Ms. Mulligan's application is the latest incident in a string of events relating to chronic overcrowding at the jail. Those problems became more acute with recent jail closings in communities like Pembroke and Cornwall.

The problem was compounded last May when construction began on a retrofit that will add 237 beds to the institution.

Since then, judges have granted three-for-one credit for time served at the jail. That means for every week they actually served, inmates are credited with three weeks served.

At a sentencing hearing in August, Ontario Superior Court Justice Denis Power said conditions in the jail are so bad because of overcrowding, they bring "the administration of justice into disrepute."

In May, Ontario Court Justice Lise Maisonneuve granted credit for jail time served at a three-for-one rate to a man convicted of spousal abuse.

Mr. Kwinter was unavailable for comment on conditions at the jail. His spokesman, Adrian Dafoe, said conditions at the jail were "getting better."

But documents obtained by the Citizen under freedom of information legislation show many inmates are still sleeping on the jailhouse floor.

The ministerial briefing notes show that on Sept. 2, apparently a date chosen at random, 17 inmates slept on mattresses on the floor. The document notes the institution was 95-per- cent full that night.

Defence lawyer Lawrence Greenspon says those figures are "proof positive" that conditions at the facility are not improving. He believes the Ottawa jail is the only one in the province where judges grant inmates a ratio of three-for-one for time served.

Mr.
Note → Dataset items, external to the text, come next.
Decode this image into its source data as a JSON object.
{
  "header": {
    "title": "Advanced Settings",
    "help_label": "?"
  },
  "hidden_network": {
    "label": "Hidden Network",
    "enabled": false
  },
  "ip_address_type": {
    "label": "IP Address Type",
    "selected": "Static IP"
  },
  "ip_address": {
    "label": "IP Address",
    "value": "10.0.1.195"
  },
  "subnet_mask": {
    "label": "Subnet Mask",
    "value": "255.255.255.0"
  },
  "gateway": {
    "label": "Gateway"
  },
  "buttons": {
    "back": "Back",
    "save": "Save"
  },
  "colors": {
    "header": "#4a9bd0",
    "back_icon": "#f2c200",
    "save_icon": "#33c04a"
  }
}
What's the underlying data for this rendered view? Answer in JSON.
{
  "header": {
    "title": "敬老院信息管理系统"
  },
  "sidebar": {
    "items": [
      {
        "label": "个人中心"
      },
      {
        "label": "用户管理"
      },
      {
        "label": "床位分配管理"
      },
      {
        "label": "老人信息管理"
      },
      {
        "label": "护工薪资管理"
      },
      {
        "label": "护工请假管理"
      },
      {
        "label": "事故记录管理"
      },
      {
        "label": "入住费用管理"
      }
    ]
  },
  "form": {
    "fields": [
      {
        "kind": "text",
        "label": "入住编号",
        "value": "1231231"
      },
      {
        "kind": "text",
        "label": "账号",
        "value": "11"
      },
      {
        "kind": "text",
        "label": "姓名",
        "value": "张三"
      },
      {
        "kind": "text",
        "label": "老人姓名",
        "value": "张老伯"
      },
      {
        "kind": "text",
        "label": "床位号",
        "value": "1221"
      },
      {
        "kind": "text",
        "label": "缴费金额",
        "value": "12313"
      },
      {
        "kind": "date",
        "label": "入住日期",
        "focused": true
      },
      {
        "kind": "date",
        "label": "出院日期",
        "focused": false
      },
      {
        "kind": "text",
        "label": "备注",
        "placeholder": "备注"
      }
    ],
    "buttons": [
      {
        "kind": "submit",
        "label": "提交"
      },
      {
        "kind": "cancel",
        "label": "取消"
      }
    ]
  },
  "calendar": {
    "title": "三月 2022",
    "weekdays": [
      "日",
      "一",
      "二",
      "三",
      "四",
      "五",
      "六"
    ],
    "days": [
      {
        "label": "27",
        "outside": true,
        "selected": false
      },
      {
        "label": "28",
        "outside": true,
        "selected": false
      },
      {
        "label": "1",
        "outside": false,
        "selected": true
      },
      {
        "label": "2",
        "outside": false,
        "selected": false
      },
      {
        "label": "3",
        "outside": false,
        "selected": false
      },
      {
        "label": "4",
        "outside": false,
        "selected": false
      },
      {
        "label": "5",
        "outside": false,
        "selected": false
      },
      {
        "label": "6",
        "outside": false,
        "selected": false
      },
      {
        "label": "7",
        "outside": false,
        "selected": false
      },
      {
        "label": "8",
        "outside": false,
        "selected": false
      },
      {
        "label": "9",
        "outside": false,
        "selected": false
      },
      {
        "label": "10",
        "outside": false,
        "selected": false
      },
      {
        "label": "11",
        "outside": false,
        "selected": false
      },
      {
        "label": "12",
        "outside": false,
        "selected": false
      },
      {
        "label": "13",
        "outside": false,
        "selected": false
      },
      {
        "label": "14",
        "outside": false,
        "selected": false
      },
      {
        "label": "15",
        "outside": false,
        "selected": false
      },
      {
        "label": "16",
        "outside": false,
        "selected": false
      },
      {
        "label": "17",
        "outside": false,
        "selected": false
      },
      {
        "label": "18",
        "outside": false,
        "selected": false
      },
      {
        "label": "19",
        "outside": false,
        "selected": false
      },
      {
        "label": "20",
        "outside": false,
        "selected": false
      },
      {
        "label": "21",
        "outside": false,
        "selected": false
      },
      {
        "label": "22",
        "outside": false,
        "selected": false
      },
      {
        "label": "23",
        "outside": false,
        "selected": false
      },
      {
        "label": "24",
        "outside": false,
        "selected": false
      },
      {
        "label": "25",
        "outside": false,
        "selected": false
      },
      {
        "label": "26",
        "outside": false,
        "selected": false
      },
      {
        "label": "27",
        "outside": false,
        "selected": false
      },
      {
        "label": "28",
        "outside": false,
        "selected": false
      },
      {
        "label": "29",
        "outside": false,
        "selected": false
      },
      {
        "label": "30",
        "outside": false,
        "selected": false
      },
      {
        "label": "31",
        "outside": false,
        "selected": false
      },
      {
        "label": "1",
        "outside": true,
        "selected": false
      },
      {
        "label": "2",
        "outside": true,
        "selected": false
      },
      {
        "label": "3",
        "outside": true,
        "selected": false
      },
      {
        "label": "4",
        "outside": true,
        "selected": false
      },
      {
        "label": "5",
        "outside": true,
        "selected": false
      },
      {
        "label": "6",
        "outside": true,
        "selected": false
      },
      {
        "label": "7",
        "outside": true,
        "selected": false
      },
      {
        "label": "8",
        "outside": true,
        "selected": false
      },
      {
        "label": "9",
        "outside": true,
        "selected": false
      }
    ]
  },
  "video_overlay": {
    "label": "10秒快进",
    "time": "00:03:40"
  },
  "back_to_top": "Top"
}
Greenspon, who is president of the defence council association of Ottawa, will apply for standing at the Dadshani motion Oct. 15. He says Mr. Dadshani's problems apply to all inmates at the jail.

A meeting room to accommodate "professional visits" by lawyers has disappeared, Mr. Greenspon says. Lawyers are now forced to meet with their clients in front of other visitors, where they are separated by thick glass and forced to talk to them by telephone. All documents exchanged between lawyers and prisoners are now examined by guards.

Some defence lawyers have showed up to meet with their clients, only to be told they had been transferred to Lindsay, about four hours away.

Inmates' constitutional right to counsel is being jeopardized, he said. "I mean, most lawyers don't have eight hours to see their client for a trial that's coming up."